The most curious aspect of the IEA report is the assertion that the coalition government is pursuing the scheme to “buy votes” in Labour’s heartlands. There appears to be little or no evidence for this claim, but if it were true you’d have to say there must be easier and more popular ways of spreading a little largesse around in Birmingham, Manchester and Leeds than building a railway.

The simple fact about HS2 is that the project is designed to stimulate the economy by reducing travel times between market places – in this case, the markets of the West Midlands, the north and London and the south-east. We need this to happen urgently because the economies of the Midlands and the north are suffering badly in comparison to the south.

There’s nothing very new about this, it’s been happening since medieval times when communities first realised they could prosper by trading goods with each other, and that meant achieving connectivity by building tracks – the forerunners of canals, railways and motorways. Would Birmingham be better off if the M6 and rail routes from London had never been built? The question barely needs to be asked.

Finally, those who are protesting against HS2 must address the elephant in the room. If we are not to have a high speed rail route from London to Birmingham, how can the issue of the overcrowded West Coast Main Line be addressed, because addressed it must be.

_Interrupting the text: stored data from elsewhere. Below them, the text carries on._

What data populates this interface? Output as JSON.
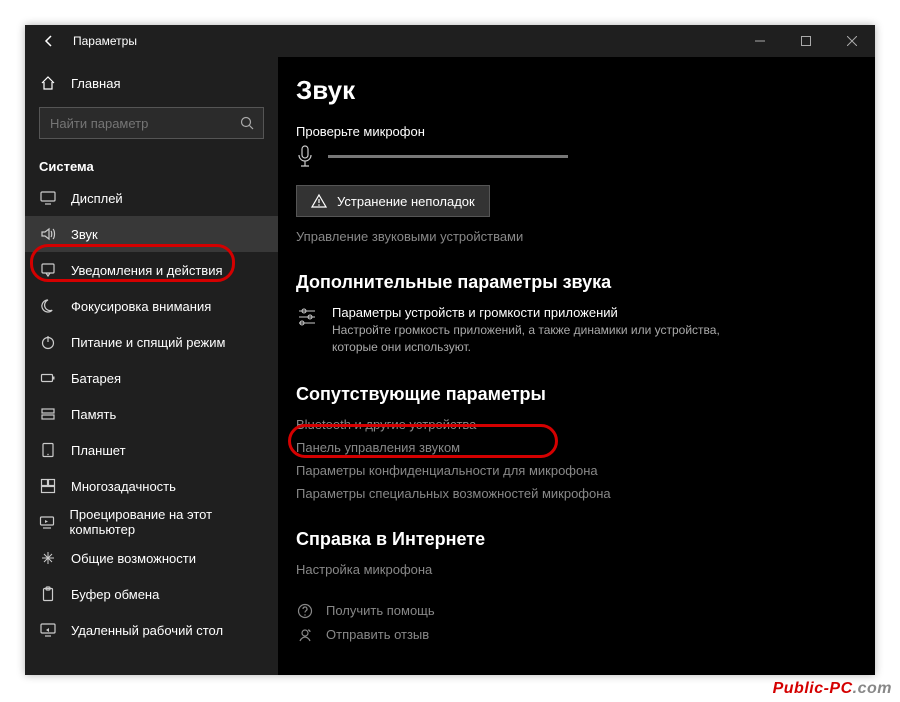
{
  "titlebar": {
    "title": "Параметры"
  },
  "sidebar": {
    "home": "Главная",
    "search_placeholder": "Найти параметр",
    "section": "Система",
    "items": [
      {
        "icon": "display-icon",
        "label": "Дисплей"
      },
      {
        "icon": "sound-icon",
        "label": "Звук",
        "selected": true
      },
      {
        "icon": "notifications-icon",
        "label": "Уведомления и действия"
      },
      {
        "icon": "focus-icon",
        "label": "Фокусировка внимания"
      },
      {
        "icon": "power-icon",
        "label": "Питание и спящий режим"
      },
      {
        "icon": "battery-icon",
        "label": "Батарея"
      },
      {
        "icon": "storage-icon",
        "label": "Память"
      },
      {
        "icon": "tablet-icon",
        "label": "Планшет"
      },
      {
        "icon": "multitask-icon",
        "label": "Многозадачность"
      },
      {
        "icon": "project-icon",
        "label": "Проецирование на этот компьютер"
      },
      {
        "icon": "shared-icon",
        "label": "Общие возможности"
      },
      {
        "icon": "clipboard-icon",
        "label": "Буфер обмена"
      },
      {
        "icon": "remote-icon",
        "label": "Удаленный рабочий стол"
      }
    ]
  },
  "content": {
    "heading": "Звук",
    "mic_test_label": "Проверьте микрофон",
    "troubleshoot_button": "Устранение неполадок",
    "manage_devices_link": "Управление звуковыми устройствами",
    "advanced_heading": "Дополнительные параметры звука",
    "app_volume": {
      "title": "Параметры устройств и громкости приложений",
      "desc": "Настройте громкость приложений, а также динамики или устройства, которые они используют."
    },
    "related_heading": "Сопутствующие параметры",
    "related_links": [
      "Bluetooth и другие устройства",
      "Панель управления звуком",
      "Параметры конфиденциальности для микрофона",
      "Параметры специальных возможностей микрофона"
    ],
    "webhelp_heading": "Справка в Интернете",
    "webhelp_link": "Настройка микрофона",
    "get_help": "Получить помощь",
    "feedback": "Отправить отзыв"
  },
  "watermark": {
    "part1": "Public-PC",
    "part2": ".com"
  }
}
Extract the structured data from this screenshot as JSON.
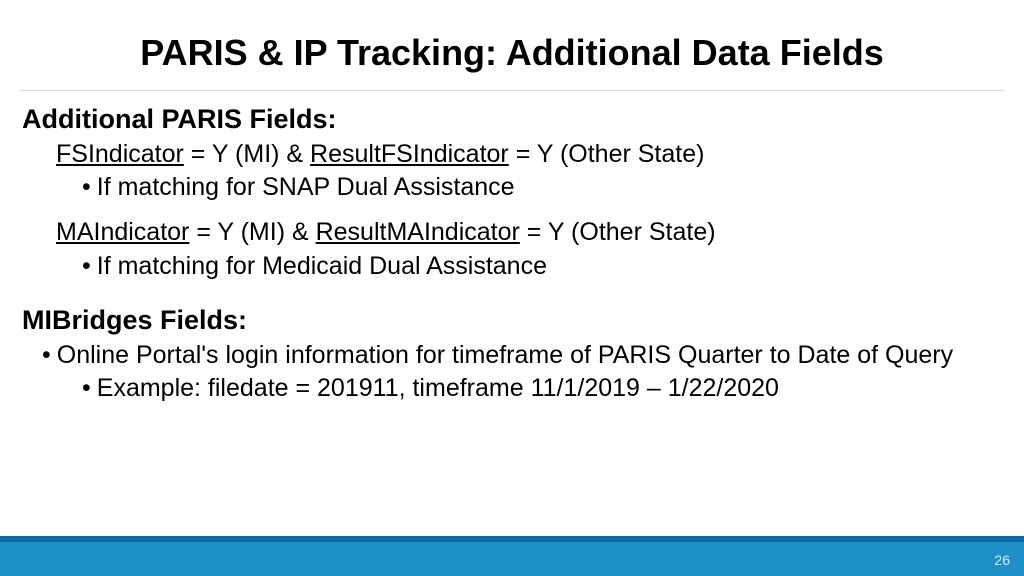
{
  "title": "PARIS & IP Tracking: Additional Data Fields",
  "sections": {
    "paris": {
      "heading": "Additional PARIS Fields:",
      "fs": {
        "ind1": "FSIndicator",
        "mid": " = Y (MI) & ",
        "ind2": "ResultFSIndicator",
        "tail": " = Y (Other State)",
        "sub": "If matching for SNAP Dual Assistance"
      },
      "ma": {
        "ind1": "MAIndicator",
        "mid": " = Y (MI) & ",
        "ind2": "ResultMAIndicator",
        "tail": " = Y (Other State)",
        "sub": "If matching for Medicaid Dual Assistance"
      }
    },
    "mibridges": {
      "heading": "MIBridges Fields:",
      "bullet": "Online Portal's login information for timeframe of PARIS Quarter to Date of Query",
      "example": "Example: filedate = 201911, timeframe 11/1/2019 – 1/22/2020"
    }
  },
  "page_number": "26"
}
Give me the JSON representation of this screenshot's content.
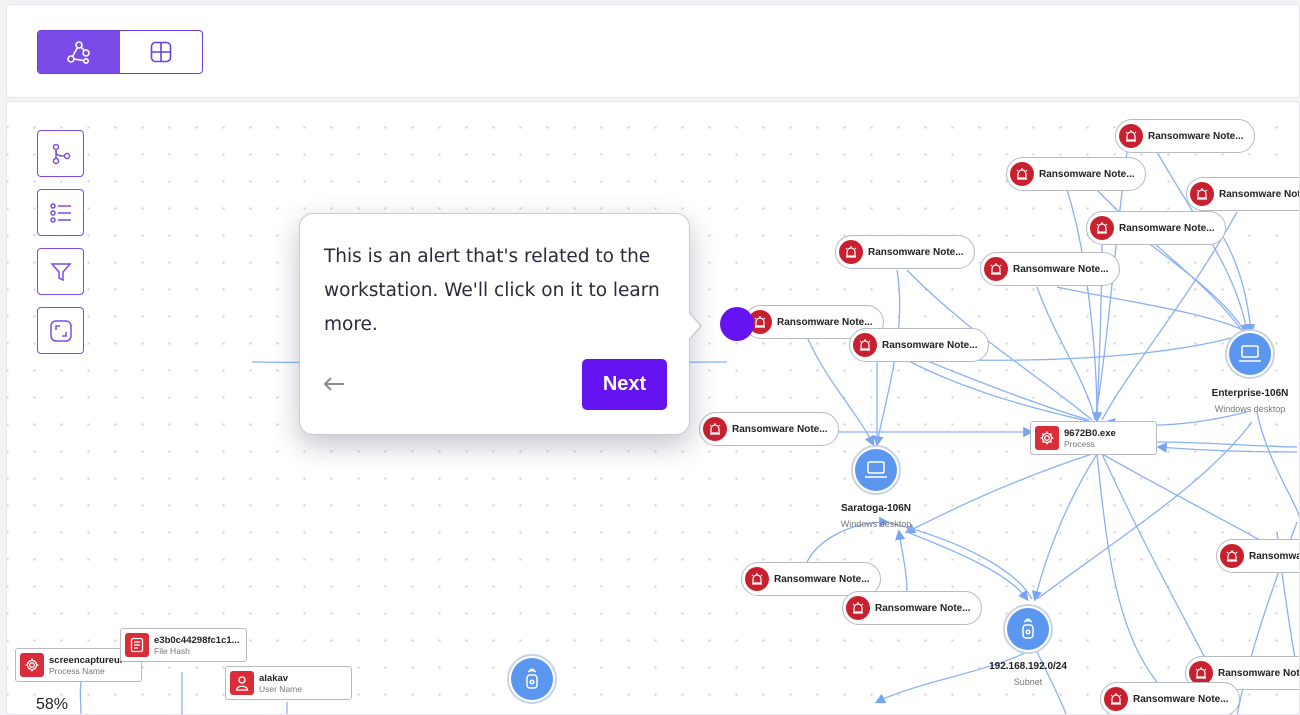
{
  "toolbar": {
    "view_toggle": [
      {
        "icon": "graph-view-icon",
        "active": true
      },
      {
        "icon": "table-view-icon",
        "active": false
      }
    ]
  },
  "side_tools": [
    "layout-tree-icon",
    "list-icon",
    "filter-icon",
    "fit-screen-icon"
  ],
  "tooltip": {
    "message": "This is an alert that's related to the workstation. We'll click on it to learn more.",
    "next_label": "Next",
    "back_icon": "arrow-left-icon"
  },
  "alerts": {
    "label_full": "Ransomware Note...",
    "label_cut": "Ransomwar"
  },
  "graph": {
    "process": {
      "title": "9672B0.exe",
      "subtitle": "Process"
    },
    "enterprise": {
      "title": "Enterprise-106N",
      "subtitle": "Windows desktop"
    },
    "saratoga": {
      "title": "Saratoga-106N",
      "subtitle": "Windows desktop"
    },
    "subnet": {
      "title": "192.168.192.0/24",
      "subtitle": "Subnet"
    },
    "screencapture": {
      "title": "screencaptureui",
      "subtitle": "Process Name"
    },
    "filehash": {
      "title": "e3b0c44298fc1c1...",
      "subtitle": "File Hash"
    },
    "user": {
      "title": "alakav",
      "subtitle": "User Name"
    }
  },
  "zoom_level": "58%",
  "colors": {
    "accent": "#6513f0",
    "alert_red": "#c8202f",
    "node_blue": "#5b97f1",
    "edge_blue": "#7fa9f2"
  }
}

Put simply, WCML will be operating at capacity within a decade. HS2 would create additional capacity on WCML for passengers and freight, but if high speed rail does not materialise then the government of the day faces a hugely expensive and time-consuming problem.

Should we four-track WCML, or build a new WCML next to the existing line? How much would that cost, and what a crescendo of protest might such a controversial scheme trigger?

HS2 makes sense for all sorts of reasons. It will be expensive, but the cost of not building a high speed network will be far greater over time.